Two Years in the Making

At Union Pacific Railroad, first-quarter traffic jumped 13 percent to 2.1 million units — its first quarterly volume gain in two years.

"We saw a pick-up in demand across the network. What a difference a year makes," said Chairman, President and CEO Jim Young during an April 22 conference, adding that a year ago, "everyone was trying to find the bottom" of the economy's downward spiral.

Canadian Pacific President and CEO Fred Green also noted the improving economy's effect on traffic — which increased 8 percent to 625,000 units — as well as on revenue and income gains.

"Our results reflect both improvements in the economy and CP's proven ability to rapidly adjust to changes in our customers' demands," he said in a prepared statement.

For Kansas City Southern, a strengthening economy meant a 15 percent jump in carloads to 443,200 units. Volume rose in five of six commodity groups and bested the fourth quarter's total by 2 percent, which — echoing Moorman's comments — is "highly unusual," said KCS Chairman and CEO Mike Haverty in a prepared statement.

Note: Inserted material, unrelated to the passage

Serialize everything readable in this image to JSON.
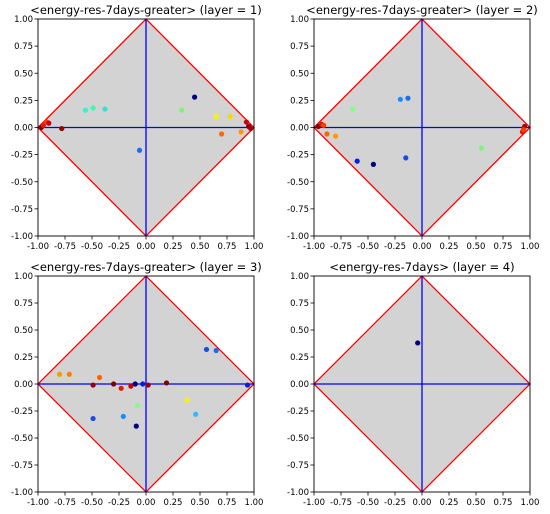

"Historically, first-quarter carloadings lag the fourth quarter on our railroad," he said.

Revenue Rates an 'A'

As a result of Q1 traffic gains, there was no lagging in revenue generation for the Class Is as CN's rose 6 percent to $2 billion, CP's increased 4 percent to $1.2 billion, CSX's shot up 11 percent to $2.5 billion, KCS' skyrocketed 26 percent to $436.3 million, NS' soared 15 percent to $2.2 billion and UP's jumped 16 percent to $4 billion. In addition, their earnings climbed by high single or double digits while a few Class Is set operating income records.

In terms of operating ratios, CN's decreased 2.4 points to 69.3, CP's dropped 5.7 points to 82.4, CSX's declined 2.3 points to a record 74.5, KCS' plummeted 11 points to 75.2, NS' fell 5.1 points to 75.2 and UP's plunged 5.3 points to a record 75.1.

Although each Class I reported higher Q1 operating expenses primarily because of rising fuel costs, they all anticipate earnings and income gains, strong revenue generation and healthy operating ratios in Q2 and beyond if traffic and efficiency trends hold.

UP officials believe current demand levels mean the Class I could post a double-digit volume gain again in the second quarter, while CSX officials expect double-digit earnings growth through 2010. Although the growth rate is "still somewhat unclear," NS also is anticipating good things ahead, said Moorman.

"Against the backdrop of an improving economy and continuing leverage as volume grows, the stage is set for a favorable 2010," he said.